Who Will Take Care Of Your Digital Legacy After You Die? Poll Says Many People Haven’t Specified
Many Americans haven’t picked a person to oversee their digital accounts after they die, and while some would like to have their accounts memorialized, more than half prefer that they be deleted, according to a poll released Tuesday.
For years, managing someone’s online presence after their death was a fractured process. Families had to reach out individually to social networks like Facebook, Twitter TWTR +0.8% and Tumblr if they wanted to access or change a dead loved one’s account and often had limited options. But some companies have started to build easier ways for users to specify who they’d like to oversee their accounts after they die — and, importantly, what they want done with them.
In February, Facebook released a “legacy contact” feature, which lets users designate another user who can post a final message, change profile pictures, accept new friend requests and sometimes download a user’s photos and posts (but not private messages). Before that feature, Facebook only allowed dead users’ accounts to be kept visible but frozen or to be deleted. Google GOOGL +1.16% began offering a similar service in 2013 that let users decide how they wanted their data used and distributed posthumously.
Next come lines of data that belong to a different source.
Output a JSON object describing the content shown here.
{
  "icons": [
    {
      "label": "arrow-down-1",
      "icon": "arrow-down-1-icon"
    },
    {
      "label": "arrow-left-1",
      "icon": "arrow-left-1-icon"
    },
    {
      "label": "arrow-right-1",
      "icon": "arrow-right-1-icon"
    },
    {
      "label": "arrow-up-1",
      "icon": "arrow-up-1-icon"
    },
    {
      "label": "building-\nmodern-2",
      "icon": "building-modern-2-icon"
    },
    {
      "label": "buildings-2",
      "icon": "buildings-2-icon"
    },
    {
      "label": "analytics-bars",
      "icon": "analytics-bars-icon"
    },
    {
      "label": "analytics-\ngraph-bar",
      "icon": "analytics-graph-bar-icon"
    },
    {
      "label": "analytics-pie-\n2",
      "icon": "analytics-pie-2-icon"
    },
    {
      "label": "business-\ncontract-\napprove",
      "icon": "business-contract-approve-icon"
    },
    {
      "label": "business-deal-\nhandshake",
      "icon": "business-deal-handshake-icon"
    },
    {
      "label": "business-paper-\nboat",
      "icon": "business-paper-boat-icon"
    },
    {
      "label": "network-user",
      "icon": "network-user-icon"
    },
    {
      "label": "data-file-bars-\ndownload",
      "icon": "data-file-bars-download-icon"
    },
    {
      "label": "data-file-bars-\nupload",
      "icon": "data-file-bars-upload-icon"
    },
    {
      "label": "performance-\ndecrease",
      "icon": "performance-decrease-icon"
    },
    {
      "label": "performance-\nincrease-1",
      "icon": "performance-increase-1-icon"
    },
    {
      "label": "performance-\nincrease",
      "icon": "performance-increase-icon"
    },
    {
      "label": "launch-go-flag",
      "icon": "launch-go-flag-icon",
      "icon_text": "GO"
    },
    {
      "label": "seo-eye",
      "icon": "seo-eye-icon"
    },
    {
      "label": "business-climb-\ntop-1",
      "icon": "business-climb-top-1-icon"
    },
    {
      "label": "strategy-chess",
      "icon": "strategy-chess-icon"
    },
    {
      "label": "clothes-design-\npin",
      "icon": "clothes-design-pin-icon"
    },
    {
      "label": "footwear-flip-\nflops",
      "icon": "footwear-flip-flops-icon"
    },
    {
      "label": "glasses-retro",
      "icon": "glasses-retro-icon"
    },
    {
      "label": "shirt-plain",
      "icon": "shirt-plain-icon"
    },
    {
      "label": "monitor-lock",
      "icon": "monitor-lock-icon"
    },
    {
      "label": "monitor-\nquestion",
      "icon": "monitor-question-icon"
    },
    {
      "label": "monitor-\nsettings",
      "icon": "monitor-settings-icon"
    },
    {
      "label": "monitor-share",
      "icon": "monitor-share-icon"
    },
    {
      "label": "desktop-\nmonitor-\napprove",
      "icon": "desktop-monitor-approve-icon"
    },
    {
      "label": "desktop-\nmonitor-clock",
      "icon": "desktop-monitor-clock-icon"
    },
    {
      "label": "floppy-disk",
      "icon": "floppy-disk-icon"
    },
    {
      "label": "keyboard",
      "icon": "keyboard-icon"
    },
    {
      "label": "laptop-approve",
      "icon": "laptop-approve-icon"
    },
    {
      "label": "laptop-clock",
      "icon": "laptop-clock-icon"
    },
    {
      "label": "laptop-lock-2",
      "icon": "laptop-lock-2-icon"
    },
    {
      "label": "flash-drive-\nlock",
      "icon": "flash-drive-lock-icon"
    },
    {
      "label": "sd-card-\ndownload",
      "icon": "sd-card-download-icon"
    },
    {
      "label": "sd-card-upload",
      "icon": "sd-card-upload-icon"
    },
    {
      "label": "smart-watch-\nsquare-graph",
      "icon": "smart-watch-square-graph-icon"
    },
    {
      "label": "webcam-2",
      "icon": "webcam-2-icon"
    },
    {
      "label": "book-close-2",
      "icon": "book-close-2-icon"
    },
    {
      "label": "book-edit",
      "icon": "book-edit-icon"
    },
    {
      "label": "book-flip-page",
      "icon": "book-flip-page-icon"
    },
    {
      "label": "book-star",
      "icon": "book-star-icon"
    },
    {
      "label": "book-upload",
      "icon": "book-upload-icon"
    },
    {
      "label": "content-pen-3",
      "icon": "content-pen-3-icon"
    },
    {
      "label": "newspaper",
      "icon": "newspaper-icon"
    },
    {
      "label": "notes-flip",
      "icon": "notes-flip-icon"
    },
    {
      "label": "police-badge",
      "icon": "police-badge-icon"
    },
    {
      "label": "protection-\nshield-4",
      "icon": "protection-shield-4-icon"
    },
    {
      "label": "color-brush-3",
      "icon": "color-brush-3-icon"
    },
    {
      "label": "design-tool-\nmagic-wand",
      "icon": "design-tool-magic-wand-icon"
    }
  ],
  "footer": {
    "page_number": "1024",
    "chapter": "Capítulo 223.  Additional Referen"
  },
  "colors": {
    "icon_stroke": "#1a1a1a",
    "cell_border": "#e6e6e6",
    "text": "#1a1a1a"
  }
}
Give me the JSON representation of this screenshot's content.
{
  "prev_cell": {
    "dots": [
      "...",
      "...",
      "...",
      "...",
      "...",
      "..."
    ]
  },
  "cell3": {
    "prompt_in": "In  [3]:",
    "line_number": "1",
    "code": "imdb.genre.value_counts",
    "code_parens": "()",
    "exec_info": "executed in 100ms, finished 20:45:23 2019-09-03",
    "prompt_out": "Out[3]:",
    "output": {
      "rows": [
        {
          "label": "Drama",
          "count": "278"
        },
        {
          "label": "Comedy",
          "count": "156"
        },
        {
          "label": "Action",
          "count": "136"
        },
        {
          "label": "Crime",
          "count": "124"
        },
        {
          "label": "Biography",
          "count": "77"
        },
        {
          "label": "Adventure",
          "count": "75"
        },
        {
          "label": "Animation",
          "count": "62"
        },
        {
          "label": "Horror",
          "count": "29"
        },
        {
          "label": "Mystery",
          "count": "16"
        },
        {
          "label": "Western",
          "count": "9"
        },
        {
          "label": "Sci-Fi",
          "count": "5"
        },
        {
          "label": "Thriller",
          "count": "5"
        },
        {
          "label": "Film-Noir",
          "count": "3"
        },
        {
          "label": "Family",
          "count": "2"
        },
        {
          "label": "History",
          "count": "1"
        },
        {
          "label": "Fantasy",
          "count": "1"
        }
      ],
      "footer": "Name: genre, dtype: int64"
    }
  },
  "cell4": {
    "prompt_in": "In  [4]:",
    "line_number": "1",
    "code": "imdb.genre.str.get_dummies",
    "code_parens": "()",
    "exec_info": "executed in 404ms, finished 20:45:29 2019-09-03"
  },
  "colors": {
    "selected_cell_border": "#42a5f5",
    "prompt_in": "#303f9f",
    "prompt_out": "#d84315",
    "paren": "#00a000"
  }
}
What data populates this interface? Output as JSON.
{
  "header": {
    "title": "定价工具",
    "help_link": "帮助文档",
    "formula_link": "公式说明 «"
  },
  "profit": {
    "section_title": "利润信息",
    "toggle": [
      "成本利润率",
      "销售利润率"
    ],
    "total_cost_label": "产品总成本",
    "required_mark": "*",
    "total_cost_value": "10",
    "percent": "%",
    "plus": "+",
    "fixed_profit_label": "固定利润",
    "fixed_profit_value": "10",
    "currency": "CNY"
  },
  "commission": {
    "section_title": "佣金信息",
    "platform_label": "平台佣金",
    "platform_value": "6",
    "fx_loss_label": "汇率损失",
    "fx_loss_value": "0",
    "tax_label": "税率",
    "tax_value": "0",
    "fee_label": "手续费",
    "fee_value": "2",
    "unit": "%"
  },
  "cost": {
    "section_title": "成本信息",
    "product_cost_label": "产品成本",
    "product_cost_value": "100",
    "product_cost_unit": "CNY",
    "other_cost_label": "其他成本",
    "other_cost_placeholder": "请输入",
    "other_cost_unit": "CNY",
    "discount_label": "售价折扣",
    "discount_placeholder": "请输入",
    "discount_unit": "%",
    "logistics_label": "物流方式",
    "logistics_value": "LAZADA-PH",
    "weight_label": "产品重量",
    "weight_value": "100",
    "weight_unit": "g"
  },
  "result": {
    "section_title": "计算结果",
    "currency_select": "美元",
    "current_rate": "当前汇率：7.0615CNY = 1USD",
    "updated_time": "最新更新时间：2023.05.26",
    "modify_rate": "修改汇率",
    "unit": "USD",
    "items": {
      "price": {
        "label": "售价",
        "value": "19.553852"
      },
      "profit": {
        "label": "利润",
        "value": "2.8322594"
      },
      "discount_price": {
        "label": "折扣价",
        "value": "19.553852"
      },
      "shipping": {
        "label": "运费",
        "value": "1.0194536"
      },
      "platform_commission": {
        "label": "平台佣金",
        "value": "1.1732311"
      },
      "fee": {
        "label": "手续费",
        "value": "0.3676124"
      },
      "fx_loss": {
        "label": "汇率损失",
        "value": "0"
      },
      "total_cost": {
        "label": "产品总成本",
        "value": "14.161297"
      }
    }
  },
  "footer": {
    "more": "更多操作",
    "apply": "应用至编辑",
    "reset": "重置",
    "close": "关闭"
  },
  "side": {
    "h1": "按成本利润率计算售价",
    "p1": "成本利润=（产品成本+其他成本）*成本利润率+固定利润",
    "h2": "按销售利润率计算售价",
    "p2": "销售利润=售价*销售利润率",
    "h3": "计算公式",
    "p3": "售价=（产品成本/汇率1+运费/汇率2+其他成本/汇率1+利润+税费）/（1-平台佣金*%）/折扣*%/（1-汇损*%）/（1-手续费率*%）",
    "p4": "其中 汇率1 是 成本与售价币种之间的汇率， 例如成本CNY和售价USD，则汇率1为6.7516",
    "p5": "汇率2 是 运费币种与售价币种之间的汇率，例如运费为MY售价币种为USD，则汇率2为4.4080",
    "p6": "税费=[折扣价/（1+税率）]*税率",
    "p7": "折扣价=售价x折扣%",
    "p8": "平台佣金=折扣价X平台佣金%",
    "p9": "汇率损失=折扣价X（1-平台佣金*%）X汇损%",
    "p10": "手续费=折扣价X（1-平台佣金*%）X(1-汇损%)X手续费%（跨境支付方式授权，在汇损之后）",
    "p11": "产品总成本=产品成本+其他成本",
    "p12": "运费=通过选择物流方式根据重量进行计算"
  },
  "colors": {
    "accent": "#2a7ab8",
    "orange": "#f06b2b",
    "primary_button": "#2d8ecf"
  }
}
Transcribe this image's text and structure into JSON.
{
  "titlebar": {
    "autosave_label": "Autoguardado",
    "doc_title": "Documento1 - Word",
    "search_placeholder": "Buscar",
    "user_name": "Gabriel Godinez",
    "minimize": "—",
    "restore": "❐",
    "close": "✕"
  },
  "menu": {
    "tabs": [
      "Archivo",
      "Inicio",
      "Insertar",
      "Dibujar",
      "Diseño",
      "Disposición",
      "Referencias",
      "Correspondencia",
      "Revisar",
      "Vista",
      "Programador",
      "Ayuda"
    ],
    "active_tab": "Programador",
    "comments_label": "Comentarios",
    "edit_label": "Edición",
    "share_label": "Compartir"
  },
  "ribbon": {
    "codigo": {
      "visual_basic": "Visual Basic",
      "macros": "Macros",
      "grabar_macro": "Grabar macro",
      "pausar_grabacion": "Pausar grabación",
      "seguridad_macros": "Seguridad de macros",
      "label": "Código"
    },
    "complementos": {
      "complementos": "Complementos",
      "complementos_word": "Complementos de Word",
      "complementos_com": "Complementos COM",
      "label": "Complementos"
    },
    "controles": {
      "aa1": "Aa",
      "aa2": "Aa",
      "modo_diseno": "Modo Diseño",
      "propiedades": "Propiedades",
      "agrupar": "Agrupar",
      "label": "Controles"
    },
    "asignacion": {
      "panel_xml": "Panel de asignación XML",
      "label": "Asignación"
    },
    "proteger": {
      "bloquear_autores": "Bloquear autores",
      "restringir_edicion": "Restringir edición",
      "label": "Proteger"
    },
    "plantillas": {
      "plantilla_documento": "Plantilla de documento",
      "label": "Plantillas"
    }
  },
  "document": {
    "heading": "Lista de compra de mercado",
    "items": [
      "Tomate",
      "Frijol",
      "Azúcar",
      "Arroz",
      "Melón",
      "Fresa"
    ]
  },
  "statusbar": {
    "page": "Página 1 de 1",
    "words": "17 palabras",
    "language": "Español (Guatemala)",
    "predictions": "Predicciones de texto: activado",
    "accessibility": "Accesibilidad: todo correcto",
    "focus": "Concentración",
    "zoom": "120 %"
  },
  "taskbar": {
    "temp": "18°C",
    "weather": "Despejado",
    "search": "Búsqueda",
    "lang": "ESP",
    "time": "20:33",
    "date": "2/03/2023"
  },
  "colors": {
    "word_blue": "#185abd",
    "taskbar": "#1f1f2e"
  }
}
Both of these options are steps that have allowed users more control over their digital life, a trend that attorneys hope will encourage other companies to follow suit. “I’m looking forward to the day when most, or all, Internet accounts allow people to name successors, like Facebook,” said Christopher Johnson, an attorney with Rocket Lawyer, the legal service that commissioned Harris HRS +0.65% Poll to conduct the survey.
Instead of waiting for online accounts to start offering digital legacy handlers, people have the option of naming “digital executors” in their will who can do the job generally. But in the poll, which surveyed 2,009 U.S. adults, 70% of respondents with a will hadn’t picked a digital executor.
What’s keeping them from doing it? More than half had no idea that they needed to at all. Many (39%) also said they assumed their family and loved ones would be able to access, manage or delete their accounts on their behalf.
One-third of respondents said they just hadn’t thought about their digital assets, and 12% said they didn’t care about what happened to their Instagrams, tweets and other online footprints once they had died. (A very honest 2% of respondents said they hadn’t thought about picking a digital executor because “I don’t want to think about death.”)
Those who assumed they could lean on their families for the job are mostly right, but they could make their families’ job slightly less onerous by making that clear before it’s too late.
“It’s best to name successors like that on any accounts you have that allow you to do so, because that would make the process even easier than trying to communicate your court-granted authority to the right person at a faceless internet company,” Johnson said.
When it comes to how accounts should be handled after death, the pool is split: 51% of respondents with social media accounts said they would want them deleted, while 31% said they would want some memorialization similar to Facebook’s legacy contact options. And 29% would also allow a trusted contact to download part of their archive, though 14% said they would not.
Which two online accounts do people think need the most protection after their death? About two-thirds of respondents picked their online banking accounts, and one-third said email. E-commerce accounts for sites like Amazon and eBay EBAY +0.67% were seen as slightly more important to guard than social media accounts like Facebook and Twitter (15% and 13%, respectively).
The poll was conducted online between March 31 and April 2 and surveyed 2,009 U.S. adults.